Traditionnellement, le royaume séleucide est considéré, à l’image de l’empire ottoman du début du XXe siècle, comme un « homme malade » ; comme un royaume au déclin inéluctable autant qu’interminable. Les jugements de valeur sont légion concernant aussi bien les reines, volontiers perçues comme dangereuses et manipulatrices, que les rois, soit faibles et indolents, soit rapaces, sanguinaires et impies. Pourtant, dans la lignée des travaux récents de réévaluation de ce royaume méconnu, et puisqu’il apparaît que les Séleucides n’étaient pas si faibles qu’on a longtemps voulu le croire en se fiant aux sources polémiques produites par les Juifs ou par les Romains, les spécialistes s’intéressent de plus en plus aujourd’hui aux causes de leur effondrement.
Ainsi, la cinquième rencontre du Seleukid Study Group à Bruxelles en août 2015 et dont les actes constituent le cœur du présent ouvrage, se voulait l’héritière directe de ces travaux, focalisant l’attention sur les capacités de résilience des Séleucides qui expliquent leur maintien aux commandes bien longtemps après leur défaite militaire face aux Romains. Grâce à l’interdisciplinarité et aux grandes qualités des chercheurs réunis, cet ouvrage est un plaidoyer souvent très convaincant en faveur d’une réévaluation des conséquences de la paix d’Apamée sur la Méditerranée occidentale. De manière globale, les contributions font du royaume séleucide, au moins jusqu’à la mort d’Antiochos VII en 129, la principale puissance politique du Levant, avec une influence même sur les territoires perdus. Rome, souvent vue comme la nouvelle superpuissance après Apamée, paraît au contraire très secondaire et peu intéressée par les affaires orientales. Dès lors, le titre de l’ouvrage est sans doute un peu trompeur.
Si Apamée n’est pas la cause majeure de la dislocation du royaume, alors c’est ailleurs qu’il faut mener l’enquête, ce qui conduit Altay Coşkun et David Engels conjointement, dans leur introduction, à examiner un faisceau d’éléments imbriqués : la défaite militaire, certes, mais aussi l’activité diplomatique romaine qui reconnaît officiellement diverses entités de plus en plus séparées du royaume, les actions locales de ces mêmes entités qui revendiquent de plus en plus fréquemment la royauté et n’hésitent pas à se tourner vers l’amicitia romaine au détriment de leurs anciens suzerains, la sécession des Parthes qui privent les Séleucides d’un de leurs centres névralgiques, la Babylonie et la Médie, régions les plus riches en ressources et en hommes mobilisables, enfin les rivalités dynastiques et les alliances matrimoniales avec la dynastie concurrente des Lagides.

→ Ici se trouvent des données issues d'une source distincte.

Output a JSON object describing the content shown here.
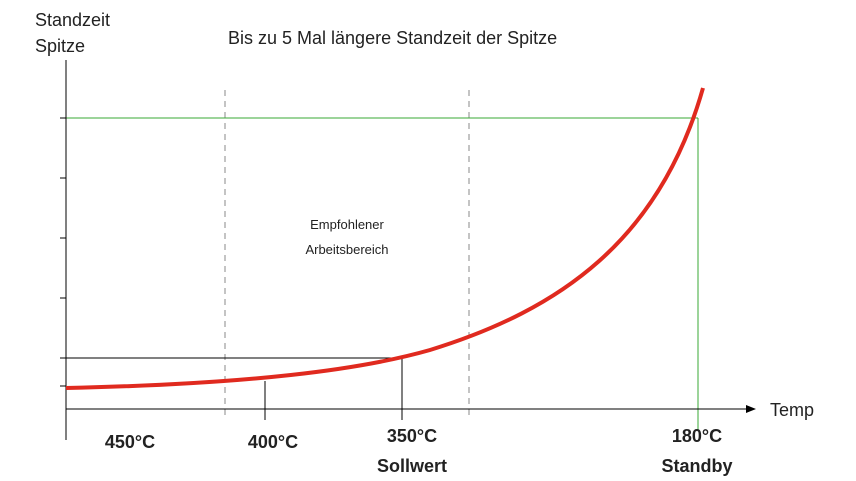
{
  "y_axis_label": [
    "Standzeit",
    "Spitze"
  ],
  "title": "Bis zu 5 Mal längere Standzeit der Spitze",
  "zone_label": [
    "Empfohlener",
    "Arbeitsbereich"
  ],
  "x_axis_label": "Temp",
  "temperatures": [
    {
      "label": "450°C"
    },
    {
      "label": "400°C"
    },
    {
      "label": "350°C",
      "note": "Sollwert"
    },
    {
      "label": "180°C",
      "note": "Standby"
    }
  ]
}
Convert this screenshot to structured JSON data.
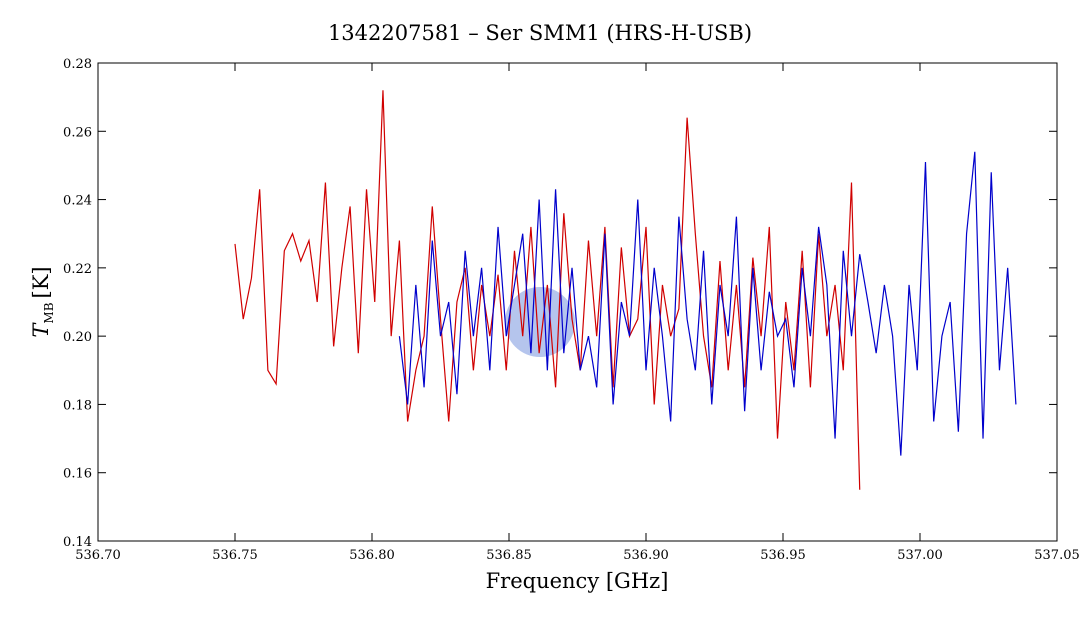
{
  "chart_data": {
    "type": "line",
    "title": "1342207581 – Ser SMM1 (HRS-H-USB)",
    "x_label": "Frequency [GHz]",
    "y_label": {
      "symbol": "T",
      "subscript": "MB",
      "unit": "[K]"
    },
    "xlim": [
      536.7,
      537.05
    ],
    "xticks": [
      {
        "value": 536.7,
        "label": "536.70"
      },
      536.75,
      {
        "value": 536.8,
        "label": "536.80"
      },
      536.85,
      {
        "value": 536.9,
        "label": "536.90"
      },
      536.95,
      {
        "value": 537.0,
        "label": "537.00"
      },
      537.05
    ],
    "ylim": [
      0.14,
      0.28
    ],
    "yticks": [
      0.14,
      0.16,
      0.18,
      {
        "value": 0.2,
        "label": "0.20"
      },
      0.22,
      0.24,
      0.26,
      0.28
    ],
    "series": [
      {
        "color": "#d00000",
        "x": [
          536.75,
          536.753,
          536.756,
          536.759,
          536.762,
          536.765,
          536.768,
          536.771,
          536.774,
          536.777,
          536.78,
          536.783,
          536.786,
          536.789,
          536.792,
          536.795,
          536.798,
          536.801,
          536.804,
          536.807,
          536.81,
          536.813,
          536.816,
          536.819,
          536.822,
          536.825,
          536.828,
          536.831,
          536.834,
          536.837,
          536.84,
          536.843,
          536.846,
          536.849,
          536.852,
          536.855,
          536.858,
          536.861,
          536.864,
          536.867,
          536.87,
          536.873,
          536.876,
          536.879,
          536.882,
          536.885,
          536.888,
          536.891,
          536.894,
          536.897,
          536.9,
          536.903,
          536.906,
          536.909,
          536.912,
          536.915,
          536.918,
          536.921,
          536.924,
          536.927,
          536.93,
          536.933,
          536.936,
          536.939,
          536.942,
          536.945,
          536.948,
          536.951,
          536.954,
          536.957,
          536.96,
          536.963,
          536.966,
          536.969,
          536.972,
          536.975,
          536.978
        ],
        "values": [
          0.227,
          0.205,
          0.217,
          0.243,
          0.19,
          0.186,
          0.225,
          0.23,
          0.222,
          0.228,
          0.21,
          0.245,
          0.197,
          0.22,
          0.238,
          0.195,
          0.243,
          0.21,
          0.272,
          0.2,
          0.228,
          0.175,
          0.19,
          0.2,
          0.238,
          0.205,
          0.175,
          0.21,
          0.22,
          0.19,
          0.215,
          0.2,
          0.218,
          0.19,
          0.225,
          0.2,
          0.232,
          0.195,
          0.215,
          0.185,
          0.236,
          0.205,
          0.19,
          0.228,
          0.2,
          0.232,
          0.185,
          0.226,
          0.2,
          0.205,
          0.232,
          0.18,
          0.215,
          0.2,
          0.208,
          0.264,
          0.23,
          0.2,
          0.185,
          0.222,
          0.19,
          0.215,
          0.185,
          0.223,
          0.2,
          0.232,
          0.17,
          0.21,
          0.19,
          0.225,
          0.185,
          0.23,
          0.2,
          0.215,
          0.19,
          0.245,
          0.155
        ]
      },
      {
        "color": "#0000cc",
        "x": [
          536.81,
          536.813,
          536.816,
          536.819,
          536.822,
          536.825,
          536.828,
          536.831,
          536.834,
          536.837,
          536.84,
          536.843,
          536.846,
          536.849,
          536.852,
          536.855,
          536.858,
          536.861,
          536.864,
          536.867,
          536.87,
          536.873,
          536.876,
          536.879,
          536.882,
          536.885,
          536.888,
          536.891,
          536.894,
          536.897,
          536.9,
          536.903,
          536.906,
          536.909,
          536.912,
          536.915,
          536.918,
          536.921,
          536.924,
          536.927,
          536.93,
          536.933,
          536.936,
          536.939,
          536.942,
          536.945,
          536.948,
          536.951,
          536.954,
          536.957,
          536.96,
          536.963,
          536.966,
          536.969,
          536.972,
          536.975,
          536.978,
          536.981,
          536.984,
          536.987,
          536.99,
          536.993,
          536.996,
          536.999,
          537.002,
          537.005,
          537.008,
          537.011,
          537.014,
          537.017,
          537.02,
          537.023,
          537.026,
          537.029,
          537.032,
          537.035
        ],
        "values": [
          0.2,
          0.18,
          0.215,
          0.185,
          0.228,
          0.2,
          0.21,
          0.183,
          0.225,
          0.2,
          0.22,
          0.19,
          0.232,
          0.2,
          0.215,
          0.23,
          0.195,
          0.24,
          0.19,
          0.243,
          0.195,
          0.22,
          0.19,
          0.2,
          0.185,
          0.23,
          0.18,
          0.21,
          0.2,
          0.24,
          0.19,
          0.22,
          0.2,
          0.175,
          0.235,
          0.205,
          0.19,
          0.225,
          0.18,
          0.215,
          0.2,
          0.235,
          0.178,
          0.22,
          0.19,
          0.213,
          0.2,
          0.205,
          0.185,
          0.22,
          0.2,
          0.232,
          0.215,
          0.17,
          0.225,
          0.2,
          0.224,
          0.21,
          0.195,
          0.215,
          0.2,
          0.165,
          0.215,
          0.19,
          0.251,
          0.175,
          0.2,
          0.21,
          0.172,
          0.23,
          0.254,
          0.17,
          0.248,
          0.19,
          0.22,
          0.18
        ]
      }
    ]
  }
}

Dans son « épilogue », Altay Coşkun va jusqu’à écrire que les pires ennemis des Séleucides sont les Séleucides eux-mêmes, qui se noient dans leurs divisions exacerbées par la diplomatie romaine et ptolémaïque.
L’ouvrage est divisé en cinq grandes parties, présentant successivement le royaume séleucide au temps du basileus megas Antiochos III (partie I), le redressement qui suit la paix d’Apamée (partie II), puis trois études de cas régionales : l’Asie Mineure (partie III), la Judée (partie IV) et la Babylonie (partie V). Dans ce schéma général, on ne peut que déplorer l’absence d’un traitement particulier réservé aux Parthes ou aux Ptolémées, souvent considérés, dans les études réunies, comme plus déterminants que Rome dans l’effondrement du royaume.
Quatre chapitres fournissent la matière de la première partie, dont on peut regretter le manque d’homogénéité, comparée aux parties suivantes.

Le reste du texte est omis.